Fernanda Baroni - Amigos do Livro - 02/02/2012
Entrevista publicada no Portal Amigos do Livro
Entrevistar o escritor Bartolomeu Campos Queirós é como conversar sobre literatura na varanda de casa. Sem rodeios, o mestre dá dicas, fala sobre o processo de criação, expõe idéias, desvenda segredos e nos mostra que ainda há muitos caminhos a serem trilhados por nossos pensamentos.
Seus textos são muito emocionais, voltados para as
descobertas e inquietações dos personagens. Você já afirmou que a Literatura
Infantil não precisa ser um textinho fácil, e seus livros acabam atingindo
leitores de todas as idades. Como é seu processo de criação? Você pensa em um
leitor específico quando escreve uma história?

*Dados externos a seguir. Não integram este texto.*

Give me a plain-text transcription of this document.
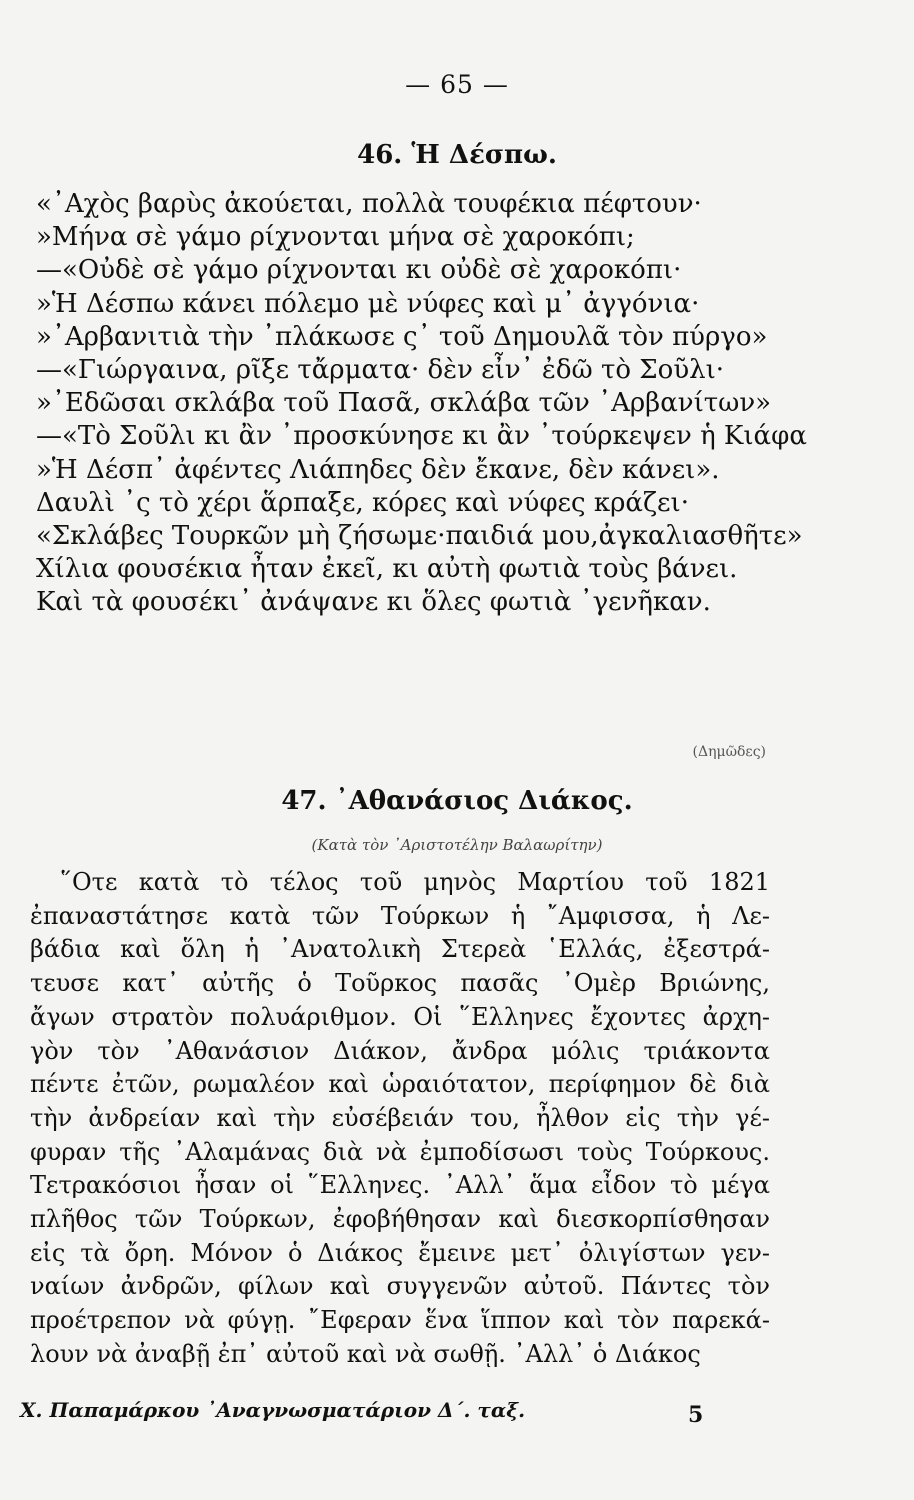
— 65 —
46. Ἡ Δέσπω.
«᾿Αχὸς βαρὺς ἀκούεται, πολλὰ τουφέκια πέφτουν·
»Μήνα σὲ γάμο ρίχνονται μήνα σὲ χαροκόπι;
—«Οὐδὲ σὲ γάμο ρίχνονται κι οὐδὲ σὲ χαροκόπι·
»Ἡ Δέσπω κάνει πόλεμο μὲ νύφες καὶ μ᾿ ἀγγόνια·
»᾿Αρβανιτιὰ τὴν ᾿πλάκωσε ς᾿ τοῦ Δημουλᾶ τὸν πύργο»
—«Γιώργαινα, ρῖξε τἄρματα· δὲν εἶν᾿ ἐδῶ τὸ Σοῦλι·
»᾿Εδῶσαι σκλάβα τοῦ Πασᾶ, σκλάβα τῶν ᾿Αρβανίτων»
—«Τὸ Σοῦλι κι ἂν ᾿προσκύνησε κι ἂν ᾿τούρκεψεν ἡ Κιάφα
»Ἡ Δέσπ᾿ ἀφέντες Λιάπηδες δὲν ἔκανε, δὲν κάνει».
Δαυλὶ ᾿ς τὸ χέρι ἅρπαξε, κόρες καὶ νύφες κράζει·
«Σκλάβες Τουρκῶν μὴ ζήσωμε·παιδιά μου,ἀγκαλιασθῆτε»
Χίλια φουσέκια ἦταν ἐκεῖ, κι αὐτὴ φωτιὰ τοὺς βάνει.
Καὶ τὰ φουσέκι᾿ ἀνάψανε κι ὅλες φωτιὰ ᾿γενῆκαν.
(Δημῶδες)
47. ᾿Αθανάσιος Διάκος.
(Κατὰ τὸν ᾿Αριστοτέλην Βαλαωρίτην)
῞Οτε κατὰ τὸ τέλος τοῦ μηνὸς Μαρτίου τοῦ 1821
ἐπαναστάτησε κατὰ τῶν Τούρκων ἡ ῎Αμφισσα, ἡ Λε-
βάδια καὶ ὅλη ἡ ᾿Ανατολικὴ Στερεὰ ῾Ελλάς, ἐξεστρά-
τευσε κατ᾿ αὐτῆς ὁ Τοῦρκος πασᾶς ᾿Ομὲρ Βριώνης,
ἄγων στρατὸν πολυάριθμον. Οἱ ῞Ελληνες ἔχοντες ἀρχη-
γὸν τὸν ᾿Αθανάσιον Διάκον, ἄνδρα μόλις τριάκοντα
πέντε ἐτῶν, ρωμαλέον καὶ ὡραιότατον, περίφημον δὲ διὰ
τὴν ἀνδρείαν καὶ τὴν εὐσέβειάν του, ἦλθον εἰς τὴν γέ-
φυραν τῆς ᾿Αλαμάνας διὰ νὰ ἐμποδίσωσι τοὺς Τούρκους.
Τετρακόσιοι ἦσαν οἱ ῞Ελληνες. ᾿Αλλ᾿ ἅμα εἶδον τὸ μέγα
πλῆθος τῶν Τούρκων, ἐφοβήθησαν καὶ διεσκορπίσθησαν
εἰς τὰ ὄρη. Μόνον ὁ Διάκος ἔμεινε μετ᾿ ὀλιγίστων γεν-
ναίων ἀνδρῶν, φίλων καὶ συγγενῶν αὐτοῦ. Πάντες τὸν
προέτρεπον νὰ φύγῃ. ῎Εφεραν ἕνα ἵππον καὶ τὸν παρεκά-
λουν νὰ ἀναβῇ ἐπ᾿ αὐτοῦ καὶ νὰ σωθῇ. ᾿Αλλ᾿ ὁ Διάκος
Χ. Παπαμάρκου ᾿Αναγνωσματάριον Δ΄. ταξ.	5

Quando escrevo procuro exercer o melhor de mim. Procuro uma
linguagem direta, clara, frases curtas, o que não impede o texto de suportar
uma análise literária. Exploro as metáforas, não apenas como figura de estilo,
mas a metáfora permite vários níveis de entendimentos. Não seleciono o assunto,
não gosto de literatura com destinatário, dividindo o mundo como se existisse
um mundo para criança e outro para os adultos. A existência é um fio único que
começa no nascimento e encerra com a morte. Tento construir um texto sem
fronteiras. Cada leitor se inscreve nele a partir de suas experiências. Todos
vivemos num mesmo mundo e somos portadores da fantasia,que nos permite dialogar
com o universo.
Você segue alguma rotina? Acha que as palavras perfeitas
devem ser buscadas ou elas surgem, espontâneas, num ato de inspiração?
O texto é feito de palavras. As palavras além de escritas
são sonoras quando pronunciadas. Ao buscar configurar um texto busco construir
com as palavras uma frase melódica capaz de embalar o leitor. Tenho uma rotina
de trabalho. Escrevo sempre que estou em casa. Quando viajo não escrevo.

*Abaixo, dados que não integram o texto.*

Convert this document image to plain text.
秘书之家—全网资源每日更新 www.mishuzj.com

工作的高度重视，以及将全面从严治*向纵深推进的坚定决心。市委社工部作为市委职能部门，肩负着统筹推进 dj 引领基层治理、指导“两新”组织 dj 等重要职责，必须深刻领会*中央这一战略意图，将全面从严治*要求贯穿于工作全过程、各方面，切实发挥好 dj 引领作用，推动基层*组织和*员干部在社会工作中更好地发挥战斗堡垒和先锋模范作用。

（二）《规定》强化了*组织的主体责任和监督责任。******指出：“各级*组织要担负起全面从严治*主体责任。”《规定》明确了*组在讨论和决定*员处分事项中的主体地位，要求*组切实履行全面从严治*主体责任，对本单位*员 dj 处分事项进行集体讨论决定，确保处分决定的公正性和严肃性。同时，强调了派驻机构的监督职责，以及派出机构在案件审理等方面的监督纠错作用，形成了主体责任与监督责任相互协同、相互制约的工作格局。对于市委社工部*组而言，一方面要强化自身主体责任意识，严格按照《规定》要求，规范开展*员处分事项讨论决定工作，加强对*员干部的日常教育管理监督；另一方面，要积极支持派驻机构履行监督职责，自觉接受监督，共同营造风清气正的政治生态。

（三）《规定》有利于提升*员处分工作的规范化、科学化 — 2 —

Preciso sempre de dicionários. Eles são muitos e consulto as palavras em suas
muitas aplicações. Dicionário de símbolos, de psicanálise, de filosofia, de
mitologia, biblíco, etc.
Quanto tempo costuma se passar entre a idéia da história na
sua cabeça e o objeto livro nas prateleiras?

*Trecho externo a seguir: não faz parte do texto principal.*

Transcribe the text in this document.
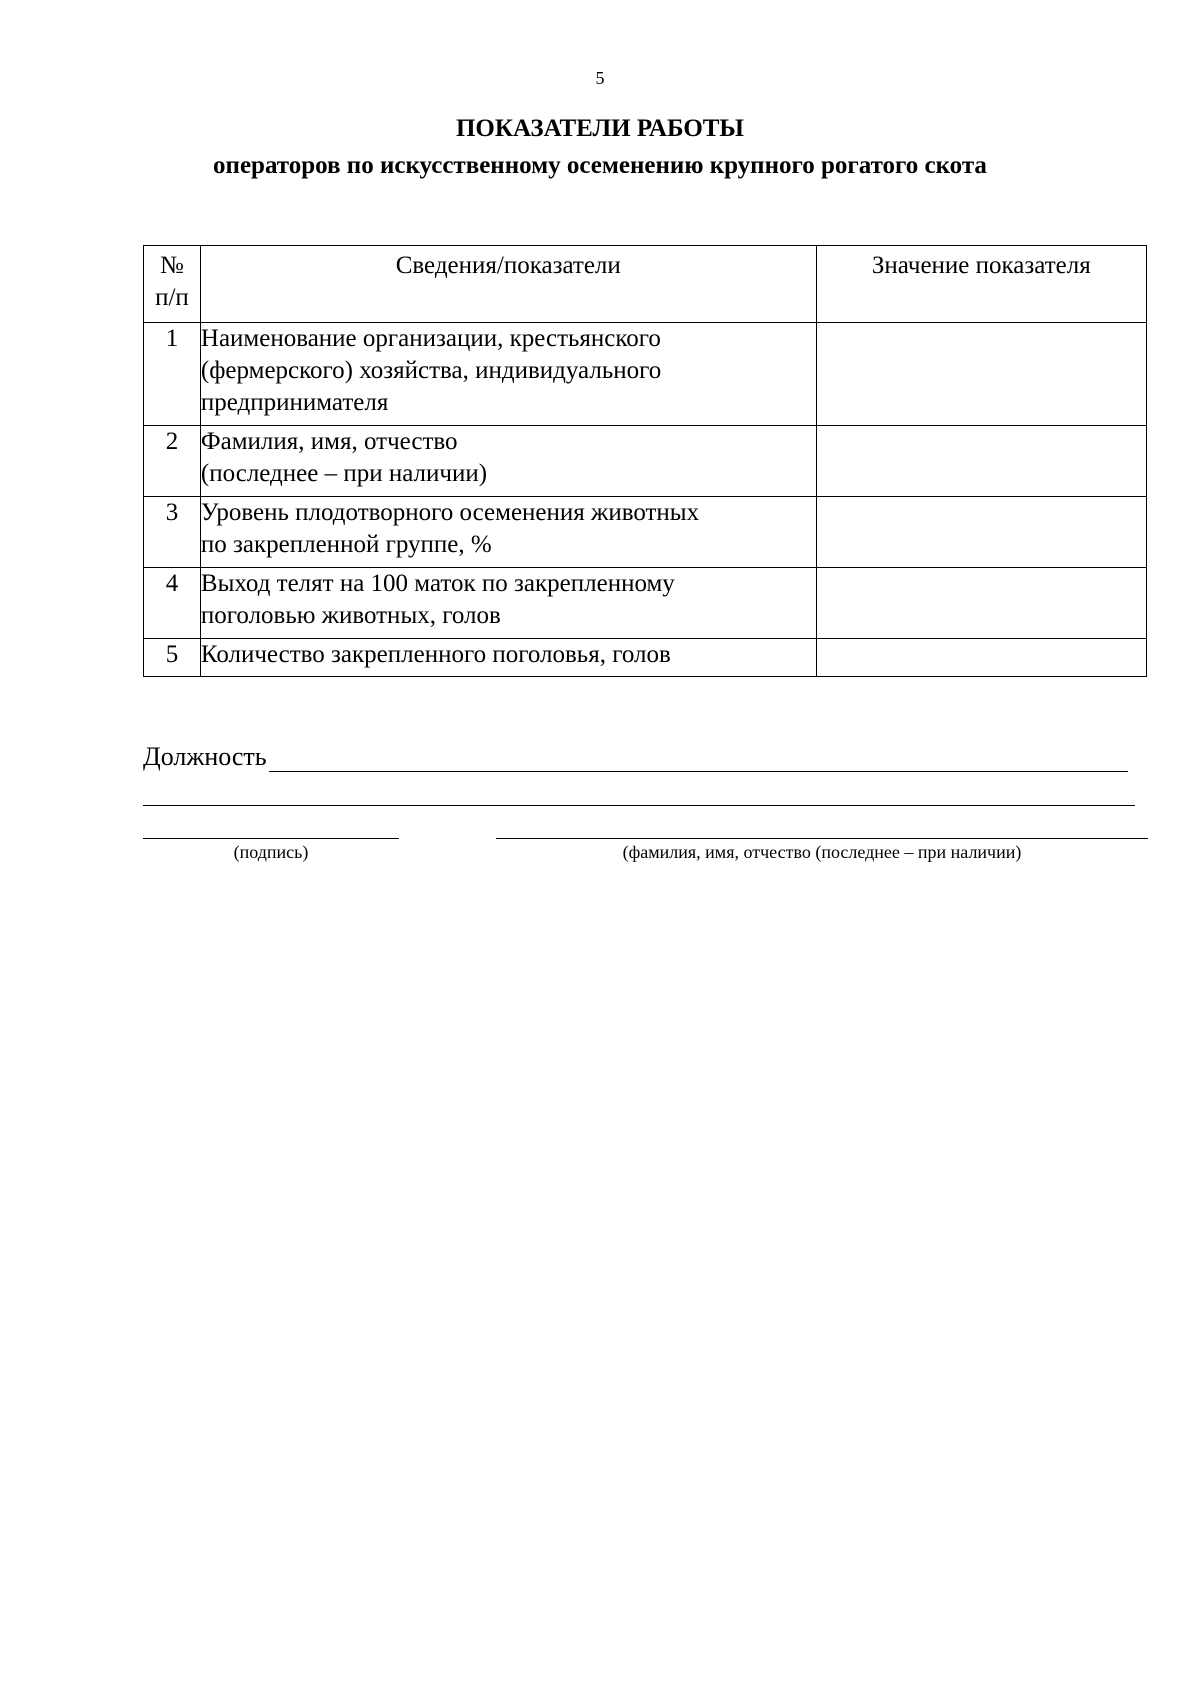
5
ПОКАЗАТЕЛИ РАБОТЫ
операторов по искусственному осеменению крупного рогатого скота
№
п/п	Сведения/показатели	Значение показателя
1	Наименование организации, крестьянского
(фермерского) хозяйства, индивидуального
предпринимателя	

2	Фамилия, имя, отчество
(последнее – при наличии)	

3	Уровень плодотворного осеменения животных
по закрепленной группе, %	

4	Выход телят на 100 маток по закрепленному
поголовью животных, голов	

5	Количество закрепленного поголовья, голов	

Должность
(подпись)	(фамилия, имя, отчество (последнее – при наличии)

Hoje eu peço às editoras uma produção mais imediata de meus
textos. Sou impaciente. Não gosto de organogramas ou planejamentos a longo
prazo. Quando terminei o texto O olho de vidro do meu avô, a editora pediu dois
meses para ter o livro nas livrarias. Mas se o texto é para crianças ainda em
fase de início de leitura, o livro exige mais tempo por precisar de mais
ilustrações e seduzir mais o pequeno leitor. É preciso dar tempo ao ilustrador.
Como uma criança que aprendeu a ler decifrando as palavras
escritas na parede de casa desenvolveu essa relação tão profunda com a
Educação?
Eu sempre possuí um carinho com as palavras. Sou bastante
silencioso. Acho mesmo que escutar é superior a falar. Passei a ter maior
admiração pelas palavras depois de viver um processo de psicanálise.
Experimentei que as palavras realizam o que anunciam. Comecei minha vida
profissional trabalhando com crianças numa escola de demonstração do MEC. Daí
minha confiança na escola como lugar do refinamento da percepção.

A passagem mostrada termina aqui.